Fyn Promotes Th17 Differentiation by Regulating the Kinetics of RORγt and Foxp3 Expression

Abstract

Th17 cells constitute a proinflammatory CD4⁺ T cell subset that is important for microbial clearance, but also are implicated as propagators of various autoimmune pathologies. Evidence suggests that Th17 cells share common progenitors with immunosuppressive CD4⁺ inducible regulatory T cells (T_REG) and that the developmental pathways of these two subsets are reciprocally regulated. In this study, we show evidence that the Src family tyrosine kinase Fyn helps regulate this Th17/T_REG balance. When placed under Th17-skewing conditions, CD4⁺ T cells from fyn^−/− mice had decreased levels of IL-17, but increased expression of the T_REG transcription factor Foxp3. The defect in IL-17 expression occurred independently of the ectopic Foxp3 expression and correlated with a delay in retinoic acid-related orphan receptor γt upregulation and an inability to maintain normal STAT3 activation. Fyn-deficient Th17 cells also exhibited delayed upregulation of Il23r, Il21, Rora, and Irf4, as well as aberrant expression of Socs3, suggesting that Fyn may function upstream of a variety of molecular pathways that contribute to Th17 polarization.

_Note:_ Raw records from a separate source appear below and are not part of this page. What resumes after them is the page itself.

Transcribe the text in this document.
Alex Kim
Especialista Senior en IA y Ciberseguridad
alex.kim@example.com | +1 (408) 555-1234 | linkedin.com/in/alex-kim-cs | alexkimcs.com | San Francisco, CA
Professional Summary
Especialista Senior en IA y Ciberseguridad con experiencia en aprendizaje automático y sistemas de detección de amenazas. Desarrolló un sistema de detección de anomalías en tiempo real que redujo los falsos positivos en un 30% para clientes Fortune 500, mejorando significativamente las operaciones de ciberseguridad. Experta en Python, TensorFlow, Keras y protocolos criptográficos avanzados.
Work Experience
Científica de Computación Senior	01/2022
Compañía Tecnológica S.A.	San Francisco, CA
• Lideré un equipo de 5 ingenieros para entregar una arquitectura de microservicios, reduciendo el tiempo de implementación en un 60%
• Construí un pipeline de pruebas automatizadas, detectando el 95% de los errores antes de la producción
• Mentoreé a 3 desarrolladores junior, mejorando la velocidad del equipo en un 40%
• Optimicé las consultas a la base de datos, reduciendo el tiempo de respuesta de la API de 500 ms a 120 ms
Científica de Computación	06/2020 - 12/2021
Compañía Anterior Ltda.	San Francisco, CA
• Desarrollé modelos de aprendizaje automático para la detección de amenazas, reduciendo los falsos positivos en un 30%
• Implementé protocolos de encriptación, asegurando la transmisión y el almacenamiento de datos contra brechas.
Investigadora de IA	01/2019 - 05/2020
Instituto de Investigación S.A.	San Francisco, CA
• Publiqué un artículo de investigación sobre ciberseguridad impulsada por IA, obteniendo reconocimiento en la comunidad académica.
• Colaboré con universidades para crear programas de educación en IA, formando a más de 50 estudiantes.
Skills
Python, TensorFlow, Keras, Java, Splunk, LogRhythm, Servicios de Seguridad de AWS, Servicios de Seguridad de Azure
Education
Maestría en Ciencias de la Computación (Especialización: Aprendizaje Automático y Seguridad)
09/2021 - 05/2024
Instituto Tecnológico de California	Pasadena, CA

The fyn^−/− mice had fewer IL-17⁺CD4⁺ T cells in the large intestinal lamina propria compared with littermate controls. Furthermore, after transfer of either wild-type or fyn^−/− naive CD4⁺ T cells into Rag1^−/− hosts, recipients receiving fyn^−/− cells had fewer IL-17–producing T cells, indicating that Fyn may also regulate Th17 differentiation in vivo. These results identify Fyn as a possible novel regulator of the developmental balance between the Th17 cell and T_REG subsets.